Israeli settlement push in Gaza gains traction after war
A Jerusalem conference drew 11 ministers and 15 coalition lawmakers to back Gaza resettlement, while polls showed growing right-wing support and global legal warnings mounted.

Jewish settlement in Gaza, dismantled two decades ago, has returned to Israeli politics with unusual force. What was once the language of the far right has gained visible support from cabinet ministers, coalition lawmakers and a settler movement now openly mapping new communities inside the Gaza Strip.
Israel evacuated all 21 settlements and withdrew its military from Gaza in 2005, ending a 38-year occupation and forcing about 8,000 settlers to leave. After Hamas’s Oct. 7, 2023 attack and the war that followed, the debate came roaring back. In January 2024, a major conference in Jerusalem organized by the settler movement Nachala drew thousands of activists, along with 11 government ministers and 15 coalition lawmakers, who pledged to rebuild Jewish settlements in Gaza. At the gathering, National Security Minister Itamar Ben Gvir told the crowd to “return home to Gush Katif,” the former Gaza settlement bloc, while Finance Minister Bezalel Smotrich said, “Without settlements there is no security.” A banner at the event read, “Only a transfer [of Palestinians from Gaza] will bring peace.”
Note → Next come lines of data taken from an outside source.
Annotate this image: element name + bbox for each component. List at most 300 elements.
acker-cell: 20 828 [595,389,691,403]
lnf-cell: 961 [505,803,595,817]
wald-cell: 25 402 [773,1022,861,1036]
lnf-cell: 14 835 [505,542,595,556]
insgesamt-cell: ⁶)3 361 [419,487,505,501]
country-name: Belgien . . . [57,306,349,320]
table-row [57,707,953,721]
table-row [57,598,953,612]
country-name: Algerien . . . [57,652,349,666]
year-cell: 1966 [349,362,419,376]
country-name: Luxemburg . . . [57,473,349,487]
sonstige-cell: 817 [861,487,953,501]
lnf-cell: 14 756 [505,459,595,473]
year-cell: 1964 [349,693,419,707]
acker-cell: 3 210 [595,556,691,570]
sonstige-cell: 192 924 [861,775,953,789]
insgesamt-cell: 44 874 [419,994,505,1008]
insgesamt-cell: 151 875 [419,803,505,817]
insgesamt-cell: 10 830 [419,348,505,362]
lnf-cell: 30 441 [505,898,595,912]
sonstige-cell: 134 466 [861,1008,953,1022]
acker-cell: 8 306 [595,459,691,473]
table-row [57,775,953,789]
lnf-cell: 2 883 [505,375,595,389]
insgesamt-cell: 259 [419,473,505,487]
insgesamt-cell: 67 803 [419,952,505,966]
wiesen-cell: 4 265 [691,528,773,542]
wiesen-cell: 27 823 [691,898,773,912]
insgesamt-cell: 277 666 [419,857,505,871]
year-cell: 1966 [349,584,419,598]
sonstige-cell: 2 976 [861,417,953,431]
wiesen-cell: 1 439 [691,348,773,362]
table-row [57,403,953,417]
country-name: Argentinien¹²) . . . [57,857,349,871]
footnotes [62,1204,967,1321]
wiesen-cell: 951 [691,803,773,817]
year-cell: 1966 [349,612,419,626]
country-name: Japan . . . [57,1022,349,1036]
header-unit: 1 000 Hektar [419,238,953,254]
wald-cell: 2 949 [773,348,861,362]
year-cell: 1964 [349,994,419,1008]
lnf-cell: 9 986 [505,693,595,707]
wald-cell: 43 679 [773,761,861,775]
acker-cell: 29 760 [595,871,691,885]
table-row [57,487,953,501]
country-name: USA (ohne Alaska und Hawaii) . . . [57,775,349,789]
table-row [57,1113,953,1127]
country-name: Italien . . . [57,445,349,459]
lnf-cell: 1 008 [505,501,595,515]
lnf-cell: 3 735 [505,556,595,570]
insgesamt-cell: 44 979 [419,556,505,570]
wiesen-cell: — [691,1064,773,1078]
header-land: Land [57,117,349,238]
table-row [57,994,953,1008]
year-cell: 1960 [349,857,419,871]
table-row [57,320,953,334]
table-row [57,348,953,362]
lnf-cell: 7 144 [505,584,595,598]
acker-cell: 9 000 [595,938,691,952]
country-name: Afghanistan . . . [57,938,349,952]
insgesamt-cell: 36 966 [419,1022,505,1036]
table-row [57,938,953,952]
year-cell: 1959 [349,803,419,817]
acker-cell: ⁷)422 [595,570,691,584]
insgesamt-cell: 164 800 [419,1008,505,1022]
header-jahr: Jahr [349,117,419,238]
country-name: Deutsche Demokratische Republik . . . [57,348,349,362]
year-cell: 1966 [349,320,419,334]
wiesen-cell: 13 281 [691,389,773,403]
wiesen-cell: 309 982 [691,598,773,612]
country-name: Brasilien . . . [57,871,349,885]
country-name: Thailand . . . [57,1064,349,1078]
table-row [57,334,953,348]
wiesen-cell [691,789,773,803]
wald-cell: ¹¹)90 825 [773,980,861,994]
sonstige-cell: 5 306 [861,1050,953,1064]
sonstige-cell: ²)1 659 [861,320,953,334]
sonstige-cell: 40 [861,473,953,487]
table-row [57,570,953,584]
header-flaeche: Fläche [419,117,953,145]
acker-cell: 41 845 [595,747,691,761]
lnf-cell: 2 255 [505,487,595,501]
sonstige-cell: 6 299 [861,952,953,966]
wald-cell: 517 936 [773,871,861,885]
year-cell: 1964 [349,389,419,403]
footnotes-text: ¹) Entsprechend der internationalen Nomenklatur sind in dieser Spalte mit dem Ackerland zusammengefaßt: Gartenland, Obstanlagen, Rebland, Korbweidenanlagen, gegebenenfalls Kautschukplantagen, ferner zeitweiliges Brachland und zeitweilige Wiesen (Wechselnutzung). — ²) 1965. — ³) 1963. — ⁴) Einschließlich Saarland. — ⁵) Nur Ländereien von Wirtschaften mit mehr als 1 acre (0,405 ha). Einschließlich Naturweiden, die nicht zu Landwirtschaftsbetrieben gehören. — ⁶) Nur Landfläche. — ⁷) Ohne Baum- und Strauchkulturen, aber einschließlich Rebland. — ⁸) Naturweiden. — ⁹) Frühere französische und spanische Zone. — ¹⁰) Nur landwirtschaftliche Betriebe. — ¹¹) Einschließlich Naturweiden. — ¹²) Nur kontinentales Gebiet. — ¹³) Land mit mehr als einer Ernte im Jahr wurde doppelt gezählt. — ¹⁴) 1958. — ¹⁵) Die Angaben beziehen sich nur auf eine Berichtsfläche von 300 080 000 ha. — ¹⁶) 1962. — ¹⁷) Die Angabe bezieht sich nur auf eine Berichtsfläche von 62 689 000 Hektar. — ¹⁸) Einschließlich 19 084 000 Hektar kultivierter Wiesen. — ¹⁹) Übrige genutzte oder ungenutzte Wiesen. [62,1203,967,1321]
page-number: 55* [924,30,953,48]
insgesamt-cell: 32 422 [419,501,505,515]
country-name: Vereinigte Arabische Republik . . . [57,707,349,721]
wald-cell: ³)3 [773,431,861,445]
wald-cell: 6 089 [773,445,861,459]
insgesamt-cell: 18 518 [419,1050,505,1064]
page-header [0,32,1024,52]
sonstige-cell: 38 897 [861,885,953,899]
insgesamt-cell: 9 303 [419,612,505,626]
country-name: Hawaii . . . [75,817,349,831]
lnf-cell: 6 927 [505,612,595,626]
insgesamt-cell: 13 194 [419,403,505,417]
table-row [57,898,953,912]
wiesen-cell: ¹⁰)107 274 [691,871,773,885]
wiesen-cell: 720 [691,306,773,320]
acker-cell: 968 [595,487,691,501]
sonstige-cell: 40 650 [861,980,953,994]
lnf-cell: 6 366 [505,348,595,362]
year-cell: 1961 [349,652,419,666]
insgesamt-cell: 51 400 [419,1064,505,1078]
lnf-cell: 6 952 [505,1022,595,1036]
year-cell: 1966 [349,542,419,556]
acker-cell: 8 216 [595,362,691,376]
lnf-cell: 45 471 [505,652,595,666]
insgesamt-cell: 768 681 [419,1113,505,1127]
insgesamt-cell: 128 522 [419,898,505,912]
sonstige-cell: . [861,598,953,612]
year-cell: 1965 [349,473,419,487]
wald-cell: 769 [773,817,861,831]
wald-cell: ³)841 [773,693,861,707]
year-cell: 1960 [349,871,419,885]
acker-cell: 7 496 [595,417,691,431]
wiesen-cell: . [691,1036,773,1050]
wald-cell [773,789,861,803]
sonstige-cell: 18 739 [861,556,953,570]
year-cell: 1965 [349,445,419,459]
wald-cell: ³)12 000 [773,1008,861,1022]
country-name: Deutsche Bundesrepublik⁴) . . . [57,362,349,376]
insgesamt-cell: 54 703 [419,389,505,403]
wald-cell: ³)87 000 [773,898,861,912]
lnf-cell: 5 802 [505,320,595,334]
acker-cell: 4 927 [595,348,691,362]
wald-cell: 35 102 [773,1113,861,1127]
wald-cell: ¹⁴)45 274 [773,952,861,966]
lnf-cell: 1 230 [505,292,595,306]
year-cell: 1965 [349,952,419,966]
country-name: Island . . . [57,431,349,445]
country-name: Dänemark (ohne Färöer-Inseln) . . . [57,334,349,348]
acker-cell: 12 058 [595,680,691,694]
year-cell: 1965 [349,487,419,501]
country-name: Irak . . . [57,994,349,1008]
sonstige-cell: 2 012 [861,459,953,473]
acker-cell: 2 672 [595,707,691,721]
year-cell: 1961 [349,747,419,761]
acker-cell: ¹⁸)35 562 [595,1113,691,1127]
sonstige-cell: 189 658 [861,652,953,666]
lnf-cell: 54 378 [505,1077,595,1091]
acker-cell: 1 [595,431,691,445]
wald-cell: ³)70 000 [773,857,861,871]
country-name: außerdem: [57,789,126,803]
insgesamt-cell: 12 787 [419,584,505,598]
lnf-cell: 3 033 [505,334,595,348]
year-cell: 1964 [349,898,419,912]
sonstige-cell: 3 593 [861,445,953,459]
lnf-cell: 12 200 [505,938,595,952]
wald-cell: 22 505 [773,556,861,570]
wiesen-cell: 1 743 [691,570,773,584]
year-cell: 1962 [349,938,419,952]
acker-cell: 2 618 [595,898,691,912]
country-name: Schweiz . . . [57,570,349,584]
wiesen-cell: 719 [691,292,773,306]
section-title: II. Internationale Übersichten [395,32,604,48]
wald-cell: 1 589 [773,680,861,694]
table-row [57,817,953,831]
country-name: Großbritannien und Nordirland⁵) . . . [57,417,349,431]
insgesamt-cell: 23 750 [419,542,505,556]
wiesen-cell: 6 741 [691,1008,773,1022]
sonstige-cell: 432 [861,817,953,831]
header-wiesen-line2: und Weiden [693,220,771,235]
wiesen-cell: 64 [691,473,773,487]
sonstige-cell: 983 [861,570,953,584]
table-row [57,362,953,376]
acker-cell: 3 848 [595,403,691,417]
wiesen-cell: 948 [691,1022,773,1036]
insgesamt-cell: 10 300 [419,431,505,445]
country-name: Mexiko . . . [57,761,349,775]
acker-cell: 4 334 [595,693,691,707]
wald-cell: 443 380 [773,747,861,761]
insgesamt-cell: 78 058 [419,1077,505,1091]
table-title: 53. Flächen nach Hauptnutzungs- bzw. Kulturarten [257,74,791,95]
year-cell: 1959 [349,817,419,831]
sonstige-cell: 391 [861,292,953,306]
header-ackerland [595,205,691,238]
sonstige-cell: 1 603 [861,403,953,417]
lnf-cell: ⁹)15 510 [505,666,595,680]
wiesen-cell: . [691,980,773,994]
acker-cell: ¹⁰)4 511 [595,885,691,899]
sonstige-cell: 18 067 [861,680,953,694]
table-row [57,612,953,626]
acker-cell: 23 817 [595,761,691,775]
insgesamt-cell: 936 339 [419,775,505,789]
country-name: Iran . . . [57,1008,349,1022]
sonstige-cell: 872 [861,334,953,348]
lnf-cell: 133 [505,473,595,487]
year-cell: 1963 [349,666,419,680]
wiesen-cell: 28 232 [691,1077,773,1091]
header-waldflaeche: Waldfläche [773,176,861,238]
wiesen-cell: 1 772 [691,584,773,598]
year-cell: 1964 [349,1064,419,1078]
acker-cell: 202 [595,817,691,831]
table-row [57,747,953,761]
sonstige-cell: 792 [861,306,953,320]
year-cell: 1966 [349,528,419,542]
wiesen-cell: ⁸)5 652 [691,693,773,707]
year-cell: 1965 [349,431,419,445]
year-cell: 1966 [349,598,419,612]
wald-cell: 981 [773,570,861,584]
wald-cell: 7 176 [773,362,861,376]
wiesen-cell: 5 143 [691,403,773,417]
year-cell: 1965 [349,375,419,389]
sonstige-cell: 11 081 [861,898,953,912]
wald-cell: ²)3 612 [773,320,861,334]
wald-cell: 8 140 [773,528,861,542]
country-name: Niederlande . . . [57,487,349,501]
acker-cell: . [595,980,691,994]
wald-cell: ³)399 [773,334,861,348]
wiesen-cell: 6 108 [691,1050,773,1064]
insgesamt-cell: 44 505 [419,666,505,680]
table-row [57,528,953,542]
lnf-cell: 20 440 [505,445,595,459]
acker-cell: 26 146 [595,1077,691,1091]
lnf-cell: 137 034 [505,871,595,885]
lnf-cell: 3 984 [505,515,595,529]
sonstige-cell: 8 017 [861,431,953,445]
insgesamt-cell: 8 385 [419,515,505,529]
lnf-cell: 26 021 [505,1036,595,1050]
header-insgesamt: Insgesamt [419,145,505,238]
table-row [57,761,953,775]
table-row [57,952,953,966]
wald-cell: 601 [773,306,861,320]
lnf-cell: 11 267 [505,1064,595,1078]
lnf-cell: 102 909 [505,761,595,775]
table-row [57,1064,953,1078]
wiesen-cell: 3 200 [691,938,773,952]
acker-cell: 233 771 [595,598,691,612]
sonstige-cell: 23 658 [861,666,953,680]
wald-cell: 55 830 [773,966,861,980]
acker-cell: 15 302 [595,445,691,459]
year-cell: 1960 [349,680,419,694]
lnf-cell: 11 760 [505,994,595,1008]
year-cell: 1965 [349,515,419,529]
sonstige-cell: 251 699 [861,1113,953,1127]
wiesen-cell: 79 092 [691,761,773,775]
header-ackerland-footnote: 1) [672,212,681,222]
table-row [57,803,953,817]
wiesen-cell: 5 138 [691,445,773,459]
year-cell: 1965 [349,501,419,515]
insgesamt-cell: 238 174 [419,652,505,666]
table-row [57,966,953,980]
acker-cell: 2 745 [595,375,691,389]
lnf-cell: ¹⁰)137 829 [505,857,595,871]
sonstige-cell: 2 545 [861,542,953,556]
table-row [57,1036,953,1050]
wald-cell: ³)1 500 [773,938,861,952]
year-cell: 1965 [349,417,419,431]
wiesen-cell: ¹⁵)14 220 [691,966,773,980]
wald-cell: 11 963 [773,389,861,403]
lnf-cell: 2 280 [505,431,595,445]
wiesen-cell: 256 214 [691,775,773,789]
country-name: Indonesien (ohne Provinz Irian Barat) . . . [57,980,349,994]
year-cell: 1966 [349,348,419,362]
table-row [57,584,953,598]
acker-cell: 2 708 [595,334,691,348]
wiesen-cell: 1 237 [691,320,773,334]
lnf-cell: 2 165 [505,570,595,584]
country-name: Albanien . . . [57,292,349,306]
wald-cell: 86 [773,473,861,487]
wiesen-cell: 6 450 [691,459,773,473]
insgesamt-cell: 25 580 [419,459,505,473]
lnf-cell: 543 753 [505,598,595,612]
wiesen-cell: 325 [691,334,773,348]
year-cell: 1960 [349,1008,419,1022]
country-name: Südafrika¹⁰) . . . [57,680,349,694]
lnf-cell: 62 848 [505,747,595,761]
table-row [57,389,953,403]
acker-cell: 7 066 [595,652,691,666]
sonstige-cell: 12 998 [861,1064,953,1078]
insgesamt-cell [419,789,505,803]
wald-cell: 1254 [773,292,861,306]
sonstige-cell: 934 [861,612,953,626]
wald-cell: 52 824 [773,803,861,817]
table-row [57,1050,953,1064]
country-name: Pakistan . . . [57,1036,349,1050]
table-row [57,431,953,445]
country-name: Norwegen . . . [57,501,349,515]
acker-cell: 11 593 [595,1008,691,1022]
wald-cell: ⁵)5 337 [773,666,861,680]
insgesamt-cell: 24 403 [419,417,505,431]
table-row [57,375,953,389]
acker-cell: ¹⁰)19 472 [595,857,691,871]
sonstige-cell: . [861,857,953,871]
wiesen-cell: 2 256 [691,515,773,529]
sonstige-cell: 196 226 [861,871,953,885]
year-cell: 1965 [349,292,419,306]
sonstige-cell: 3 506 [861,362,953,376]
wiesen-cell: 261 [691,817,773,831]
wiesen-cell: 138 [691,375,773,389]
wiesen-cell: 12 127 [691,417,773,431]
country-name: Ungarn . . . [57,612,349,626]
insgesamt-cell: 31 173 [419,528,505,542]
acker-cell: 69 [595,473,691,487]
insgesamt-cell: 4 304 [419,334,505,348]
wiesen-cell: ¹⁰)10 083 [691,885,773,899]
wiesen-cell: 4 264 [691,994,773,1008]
Ben Gvir pressed the same message again in October 2024 at another ultranationalist gathering near the Gaza border, urging new Jewish settlements in Gaza and saying Gazans should be “encouraged” to emigrate. He argued that Israel needed control of the land to prevent another Oct. 7. Prime Minister Benjamin Netanyahu has said Israel does not intend to keep a permanent presence in Gaza after the war, but he has also said Israel wants security control there when the fighting ends, leaving the future of the territory unresolved.
The push has triggered opposition from the Palestinian Authority, Hamas and Israeli opposition figures, who have described the rhetoric as incitement to forced displacement. Major American Jewish organizations, including the Jewish Federations of North America, the American Jewish Committee and the Anti-Defamation League, have said reestablishing Israeli settlements in Gaza would be a non-starter, and the Reform and Conservative movements have also opposed it. A poll by the Israel Democracy Institute found that 42% of Israeli Jews supported settlement in Gaza, including nearly 60% of right-wing Israeli Jews, underscoring how far the idea has penetrated mainstream debate.
The international legal backdrop has only sharpened the stakes. The International Court of Justice issued an advisory opinion on July 19, 2024, on the legal consequences of Israel’s policies and practices in the Occupied Palestinian Territory, including East Jerusalem. UN bodies later said the occupation is illegal under international law. Against that backdrop, Nachala and its founder, Daniella Weiss, have continued promoting symbolic events and publishing maps of envisioned settlements inside Gaza, echoing a settler playbook that has used holiday seders as territorial claims since Hebron in 1968 and near what later became Kedumim in 1975.